The New York Times fact checks specific statements from debates. The Washington Post has an entire subsection of news dedicated to rhetoric analysis. And Politifact is a fact-checking website run by staff of the Tampa Bay Times, and they sort through a wider range of candidate media—debate claims, campaign speeches, and even television advertisements. Candidate statements are ranked from True (such as Ted Cruz’s claim that he has held civil conversations with protesters at his campaign events) to Pants on Fire (such as a Trump campaign ad’s use of footage showing Mexicans “swarming over our southern border;” the footage was from Morocco).
2.) Know the political leanings of sources.
Even when journalists are dedicated to reporting the truth, many news sources have an agenda. Whether the publication’s ownership dictates its political slant or reporters are given the liberty to present their agenda as much or less fact, sometimes even “reliable” media can be less than straightforward.
Because many publications are quick to defend their own reporting accuracy, it can be difficult to tell who actually supports what and how that affects news coverage. Unless a newspaper comes out in explicit support of a candidate, like the New York Times editorial board’s endorsement of Hillary Clinton, many biases remain subtle or technically a non-issue. But selective reporting, even said articles are accurate, also contributes damagingly to a confusing and inaccurate media landscape.

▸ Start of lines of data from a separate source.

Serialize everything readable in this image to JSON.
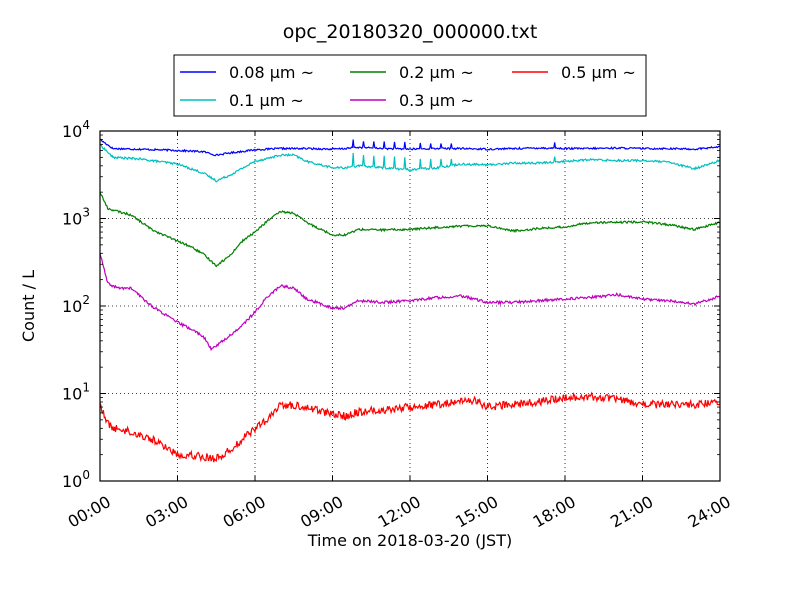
{
  "chart_data": {
    "type": "line",
    "title": "opc_20180320_000000.txt",
    "xlabel": "Time on 2018-03-20 (JST)",
    "ylabel": "Count / L",
    "xlim": [
      0,
      24
    ],
    "ylim": [
      1,
      10000
    ],
    "yscale": "log",
    "grid": true,
    "legend_position": "top-center",
    "x_ticks": [
      "00:00",
      "03:00",
      "06:00",
      "09:00",
      "12:00",
      "15:00",
      "18:00",
      "21:00",
      "24:00"
    ],
    "y_ticks": [
      {
        "base": "10",
        "exp": "0"
      },
      {
        "base": "10",
        "exp": "1"
      },
      {
        "base": "10",
        "exp": "2"
      },
      {
        "base": "10",
        "exp": "3"
      },
      {
        "base": "10",
        "exp": "4"
      }
    ],
    "series": [
      {
        "name": "0.08 μm ~",
        "color": "#0000ff",
        "noise": 0.01,
        "x": [
          0,
          0.5,
          1.5,
          3,
          4,
          4.5,
          5,
          6,
          7,
          8,
          9,
          9.5,
          10,
          11,
          12,
          13,
          14,
          15,
          16,
          17,
          18,
          19,
          20,
          21,
          22,
          23,
          24
        ],
        "y": [
          8000,
          6300,
          6200,
          6000,
          5800,
          5300,
          5600,
          6100,
          6300,
          6300,
          6200,
          6300,
          6500,
          6300,
          6200,
          6300,
          6300,
          6200,
          6300,
          6400,
          6300,
          6300,
          6400,
          6300,
          6300,
          6200,
          6600
        ],
        "spikes": [
          [
            9.8,
            8000
          ],
          [
            10.2,
            7600
          ],
          [
            10.6,
            7600
          ],
          [
            11,
            7600
          ],
          [
            11.4,
            7500
          ],
          [
            11.8,
            7500
          ],
          [
            12.4,
            7300
          ],
          [
            12.8,
            7200
          ],
          [
            13.2,
            7200
          ],
          [
            13.6,
            7200
          ],
          [
            17.6,
            7400
          ]
        ]
      },
      {
        "name": "0.1 μm ~",
        "color": "#00bfbf",
        "noise": 0.012,
        "x": [
          0,
          0.5,
          1.5,
          3,
          4,
          4.5,
          5,
          6,
          7,
          7.5,
          8,
          9,
          9.5,
          10,
          11,
          12,
          13,
          14,
          15,
          16,
          17,
          18,
          19,
          20,
          21,
          22,
          23,
          24
        ],
        "y": [
          7000,
          5000,
          4800,
          4200,
          3300,
          2700,
          3100,
          4500,
          5300,
          5300,
          4500,
          3800,
          3800,
          4000,
          3800,
          3600,
          3800,
          4200,
          4100,
          4300,
          4300,
          4500,
          4700,
          4600,
          4600,
          4400,
          3700,
          4600
        ],
        "spikes": [
          [
            9.8,
            5600
          ],
          [
            10.2,
            5300
          ],
          [
            10.6,
            5200
          ],
          [
            11,
            5200
          ],
          [
            11.4,
            5100
          ],
          [
            11.8,
            5000
          ],
          [
            12.4,
            4800
          ],
          [
            12.8,
            4800
          ],
          [
            13.2,
            4800
          ],
          [
            13.6,
            4800
          ],
          [
            17.6,
            5100
          ]
        ]
      },
      {
        "name": "0.2 μm ~",
        "color": "#008000",
        "noise": 0.012,
        "x": [
          0,
          0.3,
          0.7,
          1.2,
          2,
          3,
          3.5,
          4,
          4.5,
          5,
          5.5,
          6,
          6.5,
          7,
          7.5,
          8,
          9,
          9.5,
          10,
          11,
          12,
          13,
          14,
          15,
          16,
          17,
          18,
          19,
          20,
          21,
          22,
          23,
          24
        ],
        "y": [
          2000,
          1300,
          1200,
          1100,
          750,
          550,
          480,
          390,
          290,
          370,
          550,
          700,
          950,
          1200,
          1150,
          900,
          650,
          650,
          750,
          740,
          750,
          790,
          820,
          830,
          720,
          770,
          800,
          900,
          900,
          920,
          850,
          750,
          900
        ]
      },
      {
        "name": "0.3 μm ~",
        "color": "#bf00bf",
        "noise": 0.015,
        "x": [
          0,
          0.3,
          0.7,
          1.2,
          2,
          3,
          3.5,
          4,
          4.3,
          5,
          5.5,
          6,
          6.5,
          7,
          7.5,
          8,
          9,
          9.5,
          10,
          11,
          12,
          13,
          14,
          15,
          16,
          17,
          18,
          19,
          20,
          21,
          22,
          23,
          24
        ],
        "y": [
          400,
          180,
          160,
          160,
          100,
          65,
          55,
          45,
          32,
          45,
          60,
          85,
          130,
          170,
          160,
          120,
          95,
          95,
          115,
          110,
          115,
          125,
          130,
          110,
          110,
          115,
          120,
          125,
          135,
          120,
          115,
          105,
          130
        ]
      },
      {
        "name": "0.5 μm ~",
        "color": "#ff0000",
        "noise": 0.045,
        "x": [
          0,
          0.2,
          0.5,
          1,
          2,
          2.5,
          3,
          3.5,
          4,
          4.5,
          5,
          5.5,
          6,
          6.5,
          7,
          8,
          9,
          9.5,
          10,
          11,
          12,
          13,
          14,
          14.5,
          15,
          16,
          17,
          18,
          19,
          20,
          21,
          22,
          23,
          24
        ],
        "y": [
          8,
          5,
          4,
          3.8,
          3,
          2.5,
          2,
          2,
          1.9,
          1.8,
          2.2,
          3,
          4,
          5,
          7.5,
          7,
          5.8,
          5.5,
          6.2,
          6.5,
          7,
          7.5,
          8,
          8.5,
          7,
          7.5,
          8,
          9,
          9.2,
          8.5,
          7.5,
          7.5,
          7.5,
          8
        ]
      }
    ]
  }
}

A good start is to know the audiences of publications. While conservatives are more likely to mostly consume media that conforms to their views, general readership still reflects the views of the media organization. A Pew Research Center poll ranked sources by ideological placement of readership, evaluating for consistency of liberal or conservative views. Broadcast stations in general have a more moderate audience. MSNBC, despite its liberal reputation, has a viewership fairly similarly to CNN and NBC.

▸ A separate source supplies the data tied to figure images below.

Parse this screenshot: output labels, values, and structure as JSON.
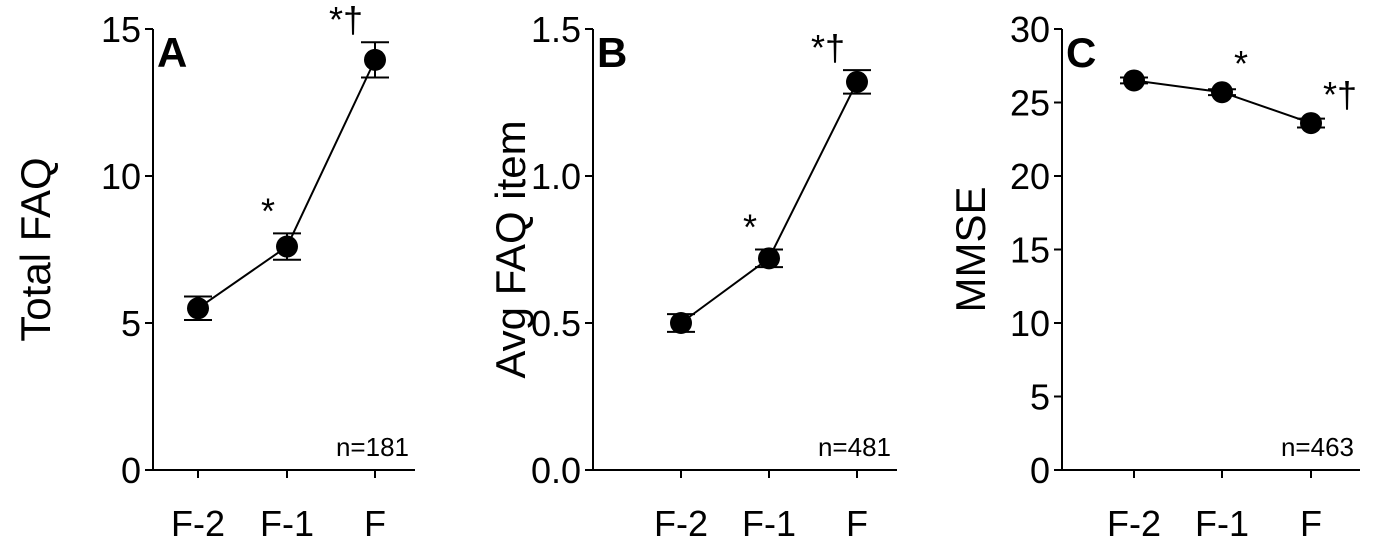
{
  "chart_data": [
    {
      "type": "line",
      "panel_label": "A",
      "ylabel": "Total FAQ",
      "categories": [
        "F-2",
        "F-1",
        "F"
      ],
      "values": [
        5.5,
        7.6,
        13.95
      ],
      "error": [
        0.4,
        0.45,
        0.6
      ],
      "ylim": [
        0,
        15
      ],
      "yticks": [
        "0",
        "5",
        "10",
        "15"
      ],
      "significance": [
        "",
        "*",
        "*†"
      ],
      "n_label": "n=181",
      "grid": false
    },
    {
      "type": "line",
      "panel_label": "B",
      "ylabel": "Avg FAQ item",
      "categories": [
        "F-2",
        "F-1",
        "F"
      ],
      "values": [
        0.5,
        0.72,
        1.32
      ],
      "error": [
        0.03,
        0.03,
        0.04
      ],
      "ylim": [
        0,
        1.5
      ],
      "yticks": [
        "0.0",
        "0.5",
        "1.0",
        "1.5"
      ],
      "significance": [
        "",
        "*",
        "*†"
      ],
      "n_label": "n=481",
      "grid": false
    },
    {
      "type": "line",
      "panel_label": "C",
      "ylabel": "MMSE",
      "categories": [
        "F-2",
        "F-1",
        "F"
      ],
      "values": [
        26.5,
        25.7,
        23.6
      ],
      "error": [
        0.2,
        0.2,
        0.3
      ],
      "ylim": [
        0,
        30
      ],
      "yticks": [
        "0",
        "5",
        "10",
        "15",
        "20",
        "25",
        "30"
      ],
      "significance": [
        "",
        "*",
        "*†"
      ],
      "n_label": "n=463",
      "grid": false
    }
  ]
}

A more time consuming route is to evaluate the stances publications take on issues on a case-by-case basis. The space that a source will dedicate to coverage of an issue, and the nature of the coverage, provides a more complete picture than generalizations about viewership.
3.) Research candidates beyond current media coverage.

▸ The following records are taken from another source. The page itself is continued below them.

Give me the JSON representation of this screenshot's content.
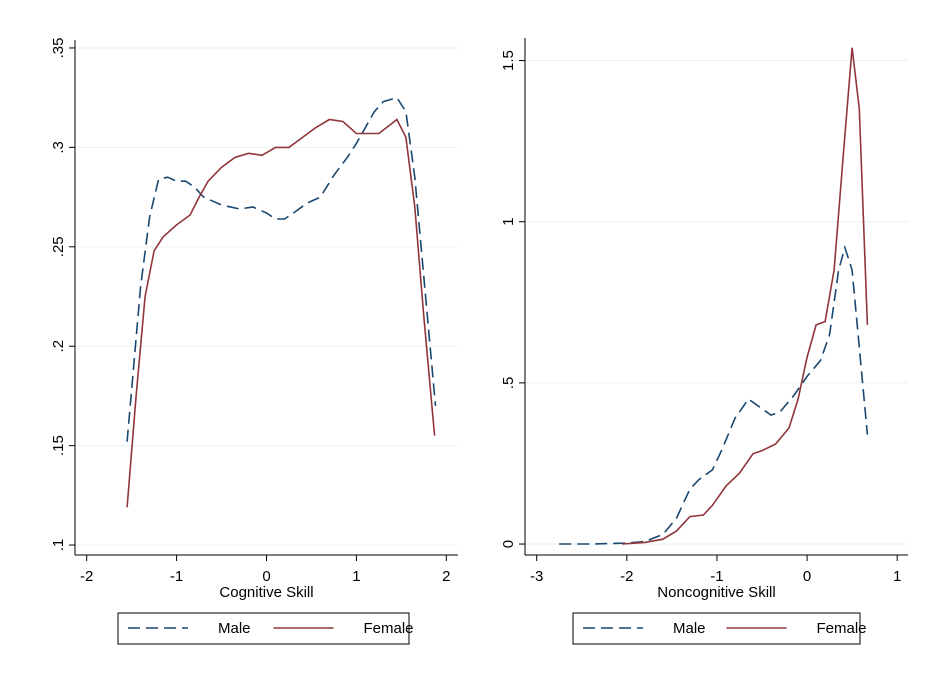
{
  "chart_data": [
    {
      "type": "line",
      "x_label": "Cognitive Skill",
      "xlim": [
        -2.13,
        2.13
      ],
      "ylim": [
        0.095,
        0.354
      ],
      "xticks": [
        -2,
        -1,
        0,
        1,
        2
      ],
      "yticks": [
        {
          "value": 0.1,
          "label": ".1"
        },
        {
          "value": 0.15,
          "label": ".15"
        },
        {
          "value": 0.2,
          "label": ".2"
        },
        {
          "value": 0.25,
          "label": ".25"
        },
        {
          "value": 0.3,
          "label": ".3"
        },
        {
          "value": 0.35,
          "label": ".35"
        }
      ],
      "grid": true,
      "legend": "bottom",
      "series": [
        {
          "name": "Male",
          "color": "#1a476f",
          "line_style": "dashed",
          "x": [
            -1.55,
            -1.4,
            -1.3,
            -1.2,
            -1.1,
            -1.0,
            -0.9,
            -0.8,
            -0.7,
            -0.5,
            -0.3,
            -0.15,
            0,
            0.1,
            0.2,
            0.3,
            0.45,
            0.6,
            0.75,
            0.9,
            1.0,
            1.1,
            1.2,
            1.3,
            1.45,
            1.55,
            1.65,
            1.75,
            1.88
          ],
          "values": [
            0.152,
            0.23,
            0.265,
            0.284,
            0.285,
            0.283,
            0.283,
            0.28,
            0.275,
            0.271,
            0.269,
            0.27,
            0.267,
            0.264,
            0.264,
            0.267,
            0.272,
            0.275,
            0.286,
            0.295,
            0.302,
            0.31,
            0.318,
            0.323,
            0.325,
            0.318,
            0.285,
            0.235,
            0.17
          ]
        },
        {
          "name": "Female",
          "color": "#90353b",
          "line_style": "solid",
          "x": [
            -1.55,
            -1.45,
            -1.35,
            -1.25,
            -1.15,
            -1.0,
            -0.85,
            -0.75,
            -0.65,
            -0.5,
            -0.35,
            -0.2,
            -0.05,
            0.1,
            0.25,
            0.4,
            0.55,
            0.7,
            0.85,
            1.0,
            1.1,
            1.25,
            1.45,
            1.55,
            1.65,
            1.75,
            1.87
          ],
          "values": [
            0.119,
            0.175,
            0.225,
            0.248,
            0.255,
            0.261,
            0.266,
            0.275,
            0.283,
            0.29,
            0.295,
            0.297,
            0.296,
            0.3,
            0.3,
            0.305,
            0.31,
            0.314,
            0.313,
            0.307,
            0.307,
            0.307,
            0.314,
            0.305,
            0.27,
            0.215,
            0.155
          ]
        }
      ]
    },
    {
      "type": "line",
      "x_label": "Noncognitive Skill",
      "xlim": [
        -3.13,
        1.12
      ],
      "ylim": [
        -0.034,
        1.57
      ],
      "xticks": [
        -3,
        -2,
        -1,
        0,
        1
      ],
      "yticks": [
        0,
        {
          "value": 0.5,
          "label": ".5"
        },
        1,
        1.5
      ],
      "grid": true,
      "legend": "bottom",
      "series": [
        {
          "name": "Male",
          "color": "#1a476f",
          "line_style": "dashed",
          "x": [
            -2.75,
            -2.4,
            -2.0,
            -1.8,
            -1.6,
            -1.45,
            -1.3,
            -1.2,
            -1.05,
            -0.95,
            -0.8,
            -0.65,
            -0.5,
            -0.4,
            -0.3,
            -0.15,
            0,
            0.15,
            0.25,
            0.35,
            0.42,
            0.5,
            0.6,
            0.67
          ],
          "values": [
            0,
            0,
            0.003,
            0.008,
            0.03,
            0.08,
            0.17,
            0.2,
            0.23,
            0.29,
            0.39,
            0.45,
            0.42,
            0.4,
            0.41,
            0.46,
            0.52,
            0.57,
            0.65,
            0.85,
            0.92,
            0.85,
            0.55,
            0.34
          ]
        },
        {
          "name": "Female",
          "color": "#90353b",
          "line_style": "solid",
          "x": [
            -2.05,
            -1.8,
            -1.6,
            -1.45,
            -1.3,
            -1.15,
            -1.05,
            -0.9,
            -0.75,
            -0.6,
            -0.5,
            -0.35,
            -0.2,
            -0.1,
            0,
            0.1,
            0.2,
            0.3,
            0.4,
            0.5,
            0.58,
            0.67
          ],
          "values": [
            0,
            0.005,
            0.015,
            0.04,
            0.085,
            0.09,
            0.12,
            0.18,
            0.22,
            0.28,
            0.29,
            0.31,
            0.36,
            0.45,
            0.58,
            0.68,
            0.69,
            0.85,
            1.2,
            1.54,
            1.35,
            0.68
          ]
        }
      ]
    }
  ]
}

Politicians understandably find their views changing as their political careers move forward. However, there is a distinct difference between reevaluating an opinion in the light of new considerations, and shying away from old decisions to appeal to a broader base. Hillary Clinton is often criticized for flip-flipping, and Donald Trump regularly moves from one extreme opinion to the opposite.
In order to understand how a candidate would behave in the presidency, it is important to take into account not only his or her presently conveyed intentions, but also the decisions of the past. One easy comparison is to look at a candidate’s liberalism or conservatism relative to the rest of the party. The political and economic analysis site FiveThirtyEight ranked possible 2016 Republican candidates by past voting decisions in a chart, and analyses of Democratic candidates are also available, though they are not as concise. Data like this provides a roadmap of where politicians are likely to fall on certain issues.
There are also resources that detail candidate voting histories and stances on different issues. The non-partisan research organizations Vote Smart and OnTheIssues straight forwardly aggregate information about candidates’ positions and voting records. The Council on Foreign Relations has an entire section of their website dedicated to breaking down where each presidential hopeful falls on foreign policy. Many lobbying groups with specific policy area concerns will also compile information on different candidate stances.
Ultimately, there is no shortage of valuable and truthful resources to facilitate understanding about the contenders in the 2016 election. They are simply often buried under sensationalist headlines and flagrant dishonesty from approval seeking candidates.